De mieux en mieux, exactement tout ce que je redoutais et tentais d'éliminer avant l'aide traitresse de cette molécule, cherchez l'erreur, ce traitement n'ayant rien d'homéopathique non plus, je vous assure. J'ai extirpé quelques brides d'explications hautaines à mon cher neurologue, il s'agissait d'un traitement au long cours et je ne pouvais juger, moi, toute jeune patiente, la légitimité d'une prescription d'un médecin expérimenté.
Après quelques mois, le rituel taux de tégrétolémie (Tégretol dans le sang) effectué, je décidais de stopper le médicament. Pas question de m'en remettre à mon entourage car, même s'ils constataient l'échec du traitement, ils en espéraient encore les effets. Cette fois-ci il me fallait tester l'effet placebo de cette molécule, non pas sur moi, mais sur mon entourage, voir comment ce traitement agissait sur leur façon d'appréhender la maladie, chacun son tour, pas de raison que la psychologie ne s'étende pas aux proches. Je serai donc la seule à savoir, non pas pour les tromper, mais je voulais analyser la situation avec discernement, sans considérations parasites, mon honnêteté sans faille antérieure ne m'ayant guère aidée. Cela nécessitait donc que j'arrête le traitement sans prévenir quiconque, je me sentais déjà très seule avant ce dilemme et ma priorité était de comprendre avant tout, donc cela ne fut en rien compliqué. J'ai vécu plusieurs mois sans faire d'absence, tout le monde se réjouissait, les autres de voir enfin une efficacité du traitement, et moi de duper mon monde mais surtout ma maladie. Nous apprécions tous ce répit et j'envisageais alors de mettre tout ce petit monde dans la confidence lors de vacances communes.

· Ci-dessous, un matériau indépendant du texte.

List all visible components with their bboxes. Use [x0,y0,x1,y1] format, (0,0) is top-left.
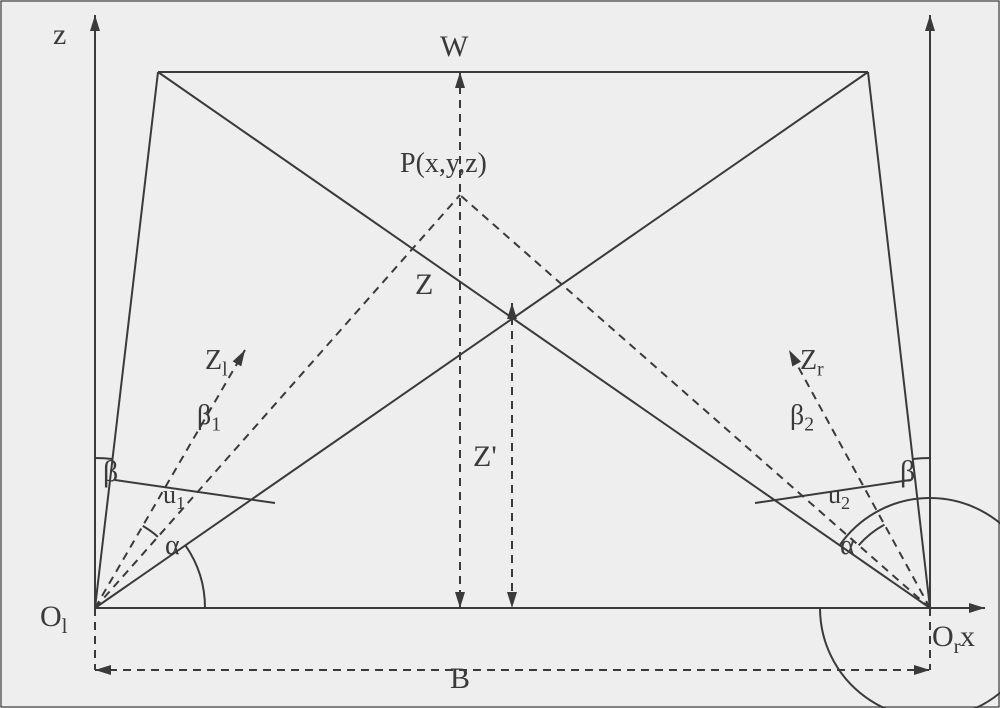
label-alpha_l: α [165,530,180,562]
label-P: P(x,y,z) [400,148,487,180]
label-x: x [960,620,975,654]
label-u1: u1 [163,480,185,514]
label-Zl: Zl [205,345,228,382]
label-Zp: Z' [473,440,497,474]
diagram-svg [0,0,1000,708]
label-Ol: Ol [40,600,68,639]
label-B: B [450,662,470,696]
diagram-stage: z x Ol Or W B P(x,y,z) Z Z' Zl Zr β β α α β1 β2 u1 u2 [0,0,1000,708]
label-beta2: β2 [790,400,814,437]
label-Or: Or [932,620,961,659]
label-u2: u2 [828,480,850,514]
label-Z: Z [415,268,433,302]
label-W: W [440,30,468,64]
label-z: z [53,18,66,52]
label-beta_r: β [900,455,915,489]
label-alpha_r: α [840,530,855,562]
label-beta_l: β [103,455,118,489]
label-beta1: β1 [197,400,221,437]
label-Zr: Zr [800,345,824,382]
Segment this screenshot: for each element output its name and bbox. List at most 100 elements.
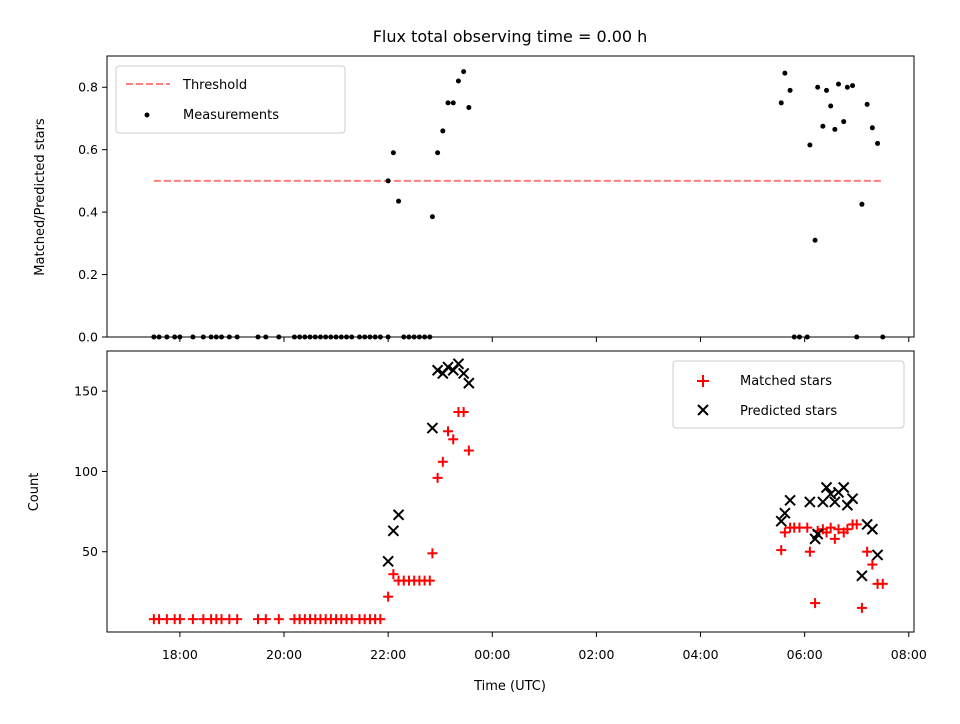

Malheureusement une rechute vint anéantir cet espoir commun, je partais de nouveau ailleurs en plein débat et revenais comme si de rien n'était, angoissant. C'est lors d'une conversation houleuse que je me suis défendue maladroitement en leur opposant la vérité. Et, dans ce contexte tendu, eux vexés par mon attitude alors jugée irresponsable, moi perdue dans mes contradictions, il m'a fallu retourner vers le neurologue et avouer mon arrêt intempestif. Curieusement, il se montra plus compréhensif et me proposa une autre molécule, la Dépakine. Si celle ci ne me faisait pas de mal, rien de bénéfique non plus et il préféra me remettre sous Tégretol, le LP 400 cette fois (plus fort mais à libération prolongée), un petit faible pour le labo?. Je dégringolais toujours plus et c'est de me retrouver, un soir en rentrant du boulot, dans un champ avec ma voiture sans me rappeler quoi que ce soit, que je réalisais, confortée par tous, qu'il me fallait un psychiatre.
Oui, je l'admet, pas beaucoup d'indices vers Chlamydia P à ce moment de l'histoire, pas beaucoup de traces à suivre, un peu perdue entre deux intersections douteuses, celui des absences et celui de la dépression, patiente j'étais et patiente il fallait que je sois encore un moment.